At General Electric his career was spent in advanced development engineering work and its management in electronics and communications. He was a participant in the earliest development of color television, the design of the missile guidance system which was later used for the Atlas Missile, and early microwave technology. In 1958, he joined GE’s Communications Department in Lynchburg, Va. There his project was designing GE’s first microwave telecommunications system for the Southern Railway United States system. Other leading edge technology projects then included design of cable television systems and components for cities, mobile radio and radio systems, cryptographic speech encoding, and the early design of cellular radios and systems.

Linker was active in civic affairs and in his church. He was a past president of the Lynchburg Rotary Club, past president of the Lynchburg SPHEX Club, and First President of the Friends of the Lynchburg Public Library. There he lead the Friends to bring to Lynchburg its first public library, negotiating the challenge of changing interracial relations in the stressful 1960’s. He was a former member of First Presbyterian of Lynchburg and an active member of University Presbyterian in Chapel Hill.

The Linkers had two married children: the late Dr. Joe Burton Linker III (E. Kirsten Lundergan-Linker) of Athens GA, where he was a practicing Rheumatologist and Immunologist, a graduate of Yale University and University of Va Medical School, and Jane Auld Linker (Terrence E. O’Leary) of Greenville, SC, as graduate of St. Olaf College and Cornell Nursing School.

In addition to his parents, he is preceded in death by his wife Mary Jane Auld Linker. He is survived by his brothers Edward Markham Linker (Late Jean Stone Linker) of Martinsville, VA, Dr. Robert Polk Linker, (Neltie Sanders Linker) of Charleston SC, grandsons Jaan Paul Halbrook (Samantha Cush Halbrook) and Hart Lundergan Linker, two great grandsons, Alex Jacob Halbrook and Connor Lorraine Halbrook, and numerous nieces and nephews.

In lieu of flowers please consider a donation to the J. Burton Linker
Distinguished Professorship in Mathematics (100550) at UNC-Chapel Hill,
With checks payable to the Arts and Sciences Foundation, Campus
Box 6115, Chapel Hill, NC 27599-6115, or at http://giving.unc.edu/gift/asf

Condolences for the family of “Joe Burton Linker, Jr.”

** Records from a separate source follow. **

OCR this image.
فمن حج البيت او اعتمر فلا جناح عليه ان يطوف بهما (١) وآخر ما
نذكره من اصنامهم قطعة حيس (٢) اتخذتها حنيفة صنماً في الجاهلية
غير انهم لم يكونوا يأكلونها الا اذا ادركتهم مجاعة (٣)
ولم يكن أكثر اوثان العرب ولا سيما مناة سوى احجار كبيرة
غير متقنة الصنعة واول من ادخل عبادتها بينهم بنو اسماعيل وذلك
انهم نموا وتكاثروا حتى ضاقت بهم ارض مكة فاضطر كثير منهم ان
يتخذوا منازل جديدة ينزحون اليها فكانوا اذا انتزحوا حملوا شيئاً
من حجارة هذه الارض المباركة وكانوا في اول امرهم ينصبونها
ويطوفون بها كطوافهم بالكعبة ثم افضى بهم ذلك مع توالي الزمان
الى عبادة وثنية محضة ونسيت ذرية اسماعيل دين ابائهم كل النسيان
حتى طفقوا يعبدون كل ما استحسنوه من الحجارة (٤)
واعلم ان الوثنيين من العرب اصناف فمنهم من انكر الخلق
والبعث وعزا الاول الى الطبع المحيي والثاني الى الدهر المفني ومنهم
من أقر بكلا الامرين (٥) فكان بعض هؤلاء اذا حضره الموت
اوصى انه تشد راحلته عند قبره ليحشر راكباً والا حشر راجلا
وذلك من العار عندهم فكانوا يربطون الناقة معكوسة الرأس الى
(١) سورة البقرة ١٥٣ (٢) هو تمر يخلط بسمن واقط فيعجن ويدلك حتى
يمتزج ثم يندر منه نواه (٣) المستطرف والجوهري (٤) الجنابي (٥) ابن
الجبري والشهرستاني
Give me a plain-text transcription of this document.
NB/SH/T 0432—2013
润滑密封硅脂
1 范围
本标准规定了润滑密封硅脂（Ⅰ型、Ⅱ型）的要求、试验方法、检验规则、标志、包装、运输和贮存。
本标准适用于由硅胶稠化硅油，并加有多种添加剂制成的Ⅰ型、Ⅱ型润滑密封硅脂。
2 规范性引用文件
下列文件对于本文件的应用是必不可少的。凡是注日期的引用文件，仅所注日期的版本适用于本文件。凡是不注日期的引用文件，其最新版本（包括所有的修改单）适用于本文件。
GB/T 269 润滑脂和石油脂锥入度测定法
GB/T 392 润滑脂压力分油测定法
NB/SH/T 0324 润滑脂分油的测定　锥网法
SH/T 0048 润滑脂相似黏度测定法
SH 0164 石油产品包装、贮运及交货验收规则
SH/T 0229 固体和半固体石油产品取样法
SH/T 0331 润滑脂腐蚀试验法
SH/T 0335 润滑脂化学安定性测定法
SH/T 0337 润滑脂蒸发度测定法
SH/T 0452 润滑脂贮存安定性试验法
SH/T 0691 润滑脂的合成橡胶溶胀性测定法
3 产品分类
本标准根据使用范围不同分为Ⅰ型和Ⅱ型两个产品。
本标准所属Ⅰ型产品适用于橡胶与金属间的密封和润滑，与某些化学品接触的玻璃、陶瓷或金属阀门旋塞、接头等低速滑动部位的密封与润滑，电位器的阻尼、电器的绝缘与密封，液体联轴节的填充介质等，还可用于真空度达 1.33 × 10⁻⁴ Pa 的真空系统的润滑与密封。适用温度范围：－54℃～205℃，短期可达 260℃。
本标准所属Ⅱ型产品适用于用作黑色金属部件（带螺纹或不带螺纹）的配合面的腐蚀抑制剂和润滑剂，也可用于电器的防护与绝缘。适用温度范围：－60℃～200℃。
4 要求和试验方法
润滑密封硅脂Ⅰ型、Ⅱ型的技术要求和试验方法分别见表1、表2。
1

Condolence from The Ferrell Family on July 29th, 2016 8:48 am

Deepest sympathy from the family of WT Ferrell (descendants on your mothers side.)

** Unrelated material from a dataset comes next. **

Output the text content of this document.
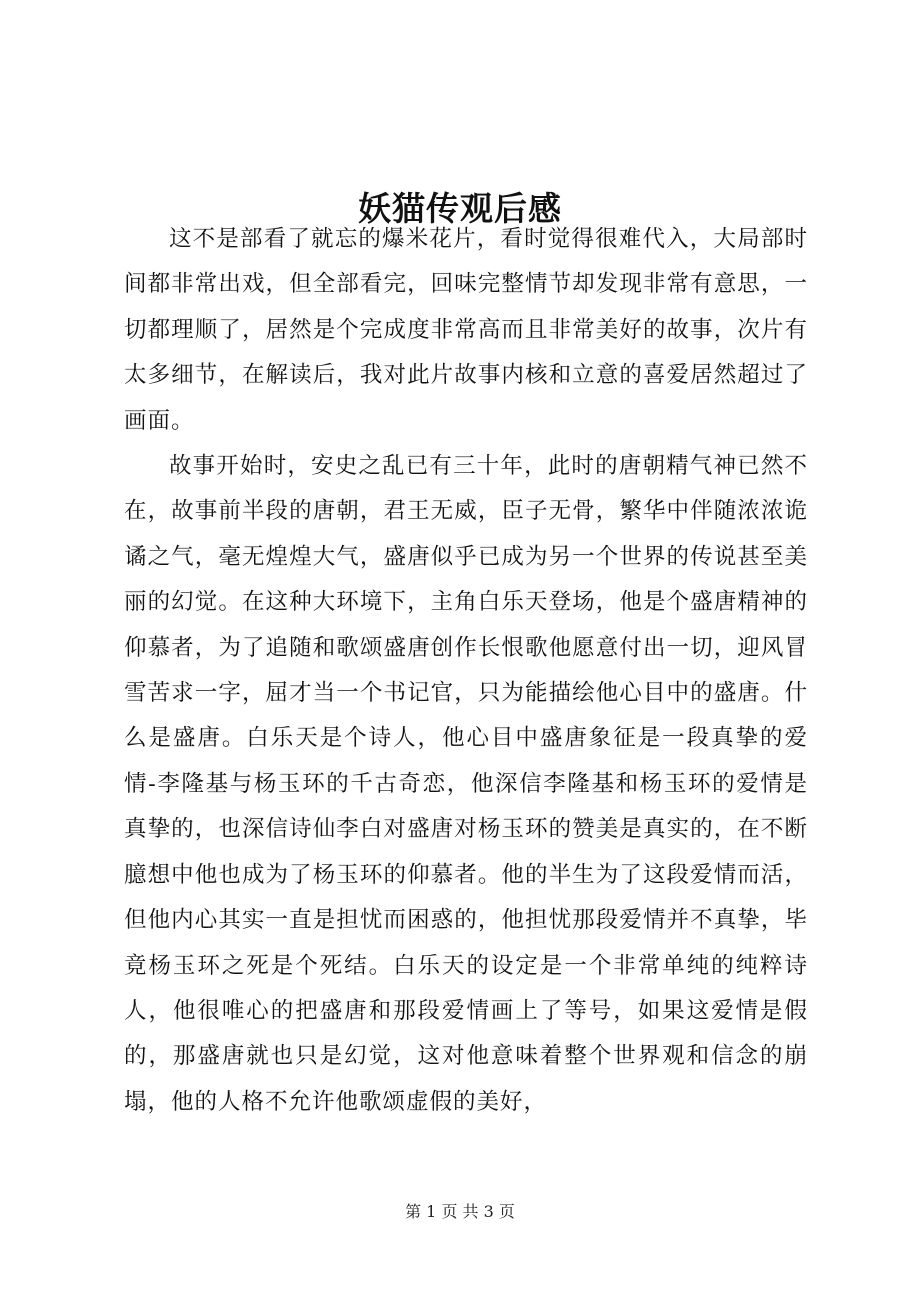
妖猫传观后感

这不是部看了就忘的爆米花片，看时觉得很难代入，大局部时间都非常出戏，但全部看完，回味完整情节却发现非常有意思，一切都理顺了，居然是个完成度非常高而且非常美好的故事，次片有太多细节，在解读后，我对此片故事内核和立意的喜爱居然超过了画面。

故事开始时，安史之乱已有三十年，此时的唐朝精气神已然不在，故事前半段的唐朝，君王无威，臣子无骨，繁华中伴随浓浓诡谲之气，毫无煌煌大气，盛唐似乎已成为另一个世界的传说甚至美丽的幻觉。在这种大环境下，主角白乐天登场，他是个盛唐精神的仰慕者，为了追随和歌颂盛唐创作长恨歌他愿意付出一切，迎风冒雪苦求一字，屈才当一个书记官，只为能描绘他心目中的盛唐。什么是盛唐。白乐天是个诗人，他心目中盛唐象征是一段真挚的爱情-李隆基与杨玉环的千古奇恋，他深信李隆基和杨玉环的爱情是真挚的，也深信诗仙李白对盛唐对杨玉环的赞美是真实的，在不断臆想中他也成为了杨玉环的仰慕者。他的半生为了这段爱情而活，但他内心其实一直是担忧而困惑的，他担忧那段爱情并不真挚，毕竟杨玉环之死是个死结。白乐天的设定是一个非常单纯的纯粹诗人，他很唯心的把盛唐和那段爱情画上了等号，如果这爱情是假的，那盛唐就也只是幻觉，这对他意味着整个世界观和信念的崩塌，他的人格不允许他歌颂虚假的美好，

第 1 页 共 3 页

Condolence from Ione Linker on July 29th, 2016 4:35 pm

All my love and prayers are with you, Jane and Terry, Hart and Kirsten, Paul and all your family. I will miss Uncle Burt’s twinkling blue eyes and sharp wit! He was a good and supportive brother to my Dad and friend to all of us in so many ways. Love always, IOne

Condolence from Lynn Dodge on July 29th, 2016 9:33 pm

My thoughts are with you at this difficult time. Burt was a man of whom it can be truly said, ” He made a difference.” As shared in the obituary, Burt was the first president of the Friends of the Lynchburg Public Library. The Friends group was formed in 1962-3 for the purpose of convincing Lynchburg City Council to establish a tax- supported public library that would be open to all citizens. They mounted a ” knock on the door” campaign that enlisted 5,000 members. He told me that when they went to City Council with 13 leading citizens lined up to speak, after about three speakers, a Council member threw up his hands and said, ” Give those people what they want!”
In early 2016 the Friends celebrated the library’s 50th anniversary and they have just learned the Virginia Library Associstion will be awarding the group its “Friends of the Year” award for its 50 year history of unwavering support at its annual meeting in October. Burt and those other early supporters were citizens who left a tremendous legacy.
Speaking personally, my late parents, Mary Lou and Charlie Dodge, were personal friends with Burt and Mary Jane,. In their memory I also send condolences.